Around this time is when Stewart discovered her love of writing, media, overall fabulosity and avant-garde freaks (“My people!”). She received more than one honorable mention by New York magazine for her responses to the weekly’s back page contest challenging readers to come up with various one-liners, such as “the opening sentence of an insufferable memoir.” An early reader of PAPER magazine back “when it was actually printed on paper,” Stewart was also obsessed with the idiosyncratic oddity that was Andy Warhol and adored Patricia Fields — not because she was a fan of Sex in the City, but because, “I was a fan of her,” says Stewart, who frequented Fields’ 8th avenue shop, where “the drag queens shopped.”
She continues to delight in long-time Village Voice columnist Michael Musto and Taylor Meade, the poet and former lover of Andy Warhol: “He’s old and gay and bitter and all his poems are about hand jobs. He’s fabulous.” And even if today’s mainstream celebrity icons are perhaps less artsy than Warhol, and not nearly as erudite as Taylor Meade, Stewart is not a snob about who she will discuss in terms of celebrity analysis.
"Stewart isn’t mad at the perhaps questionable feminist role model Nicki Minaj for countering what she calls the 'Taylor Swift-ization of America.'"
It’s Stewart’s highbrow-lowbrow sensibility, viral intuition -— with traffic-driving posts on subjects ranging from male porn stars to “ironic racism” — and super smart, un-precious writing style that have helped make Jezebel a standout among the broad bunch of recent lady sites to crop up and boast a slightly interpretive feminist bent. Stewart says she has always considered herself a feminist — “It’s like, ‘Do you believe in equality?’ Um, yes, of course, who would even consider the alternative?” — but never felt like she had to label herself one until she started working at Jezebel, a women’s online magazine that deal with politicized women’s issues, where “it comes up on a daily basis.”

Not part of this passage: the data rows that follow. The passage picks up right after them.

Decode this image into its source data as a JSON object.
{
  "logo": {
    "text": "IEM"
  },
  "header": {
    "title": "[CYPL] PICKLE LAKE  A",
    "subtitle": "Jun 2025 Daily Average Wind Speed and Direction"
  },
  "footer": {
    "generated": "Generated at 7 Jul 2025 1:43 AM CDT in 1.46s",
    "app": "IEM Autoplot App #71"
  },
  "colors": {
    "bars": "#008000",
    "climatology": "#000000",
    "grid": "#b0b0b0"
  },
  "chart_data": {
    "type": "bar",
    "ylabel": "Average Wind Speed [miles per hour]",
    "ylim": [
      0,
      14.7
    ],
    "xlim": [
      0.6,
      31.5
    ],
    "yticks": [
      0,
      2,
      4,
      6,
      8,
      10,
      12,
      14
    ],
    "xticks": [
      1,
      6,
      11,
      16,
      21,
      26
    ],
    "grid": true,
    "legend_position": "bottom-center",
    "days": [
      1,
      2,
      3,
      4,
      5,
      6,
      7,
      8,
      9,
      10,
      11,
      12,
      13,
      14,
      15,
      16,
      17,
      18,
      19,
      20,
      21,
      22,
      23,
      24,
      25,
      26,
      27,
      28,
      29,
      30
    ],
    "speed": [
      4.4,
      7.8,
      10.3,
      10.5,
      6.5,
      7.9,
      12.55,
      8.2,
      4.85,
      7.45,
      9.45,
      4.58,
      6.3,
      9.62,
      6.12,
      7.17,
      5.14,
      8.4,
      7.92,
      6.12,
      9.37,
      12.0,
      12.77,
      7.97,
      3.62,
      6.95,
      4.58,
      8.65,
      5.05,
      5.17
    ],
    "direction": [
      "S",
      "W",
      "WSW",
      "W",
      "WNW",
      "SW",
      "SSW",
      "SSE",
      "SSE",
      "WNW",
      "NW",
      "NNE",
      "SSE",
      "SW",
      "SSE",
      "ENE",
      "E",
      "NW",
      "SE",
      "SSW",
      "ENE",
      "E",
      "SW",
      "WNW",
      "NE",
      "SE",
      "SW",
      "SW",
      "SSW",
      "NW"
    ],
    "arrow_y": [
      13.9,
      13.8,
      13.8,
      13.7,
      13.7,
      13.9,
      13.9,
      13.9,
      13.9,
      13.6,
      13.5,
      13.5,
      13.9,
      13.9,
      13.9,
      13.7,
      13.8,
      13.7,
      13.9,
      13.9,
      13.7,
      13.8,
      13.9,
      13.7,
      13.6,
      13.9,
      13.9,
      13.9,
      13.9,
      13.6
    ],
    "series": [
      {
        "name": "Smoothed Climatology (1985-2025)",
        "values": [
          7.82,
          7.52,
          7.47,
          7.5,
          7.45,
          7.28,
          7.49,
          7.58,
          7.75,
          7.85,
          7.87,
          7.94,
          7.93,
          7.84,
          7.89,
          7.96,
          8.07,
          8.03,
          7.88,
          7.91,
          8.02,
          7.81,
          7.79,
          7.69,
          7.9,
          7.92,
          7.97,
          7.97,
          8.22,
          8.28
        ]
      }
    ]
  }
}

And while not exactly a fan, Stewart isn’t mad at the perhaps questionable feminist role model Nicki Minaj for countering what she calls the “Taylor Swift-ization of America.” “When I was growing up, it was Prince and Madonna and Cyndi Lauper talking about masturbation,” says Stewart. “I was reading the lyrics to ‘Darling Nikki’ and freaking out, but I loved it. So now, I’m like, don’t give me all this wholesome shit.”
As we are chatting, the bartender interrupts us to swoon over Stewart’s shiny brass knuckle iPhone case. It is terrifically eye-catching and a bit flashy, but not in an ostentatious way. She bought it after seeing the pop singer Rihanna with one: “I saw it and [thought], ‘I have to have that,’” she says, almost purring with a joy and levity that makes me long for the roaring ’20s.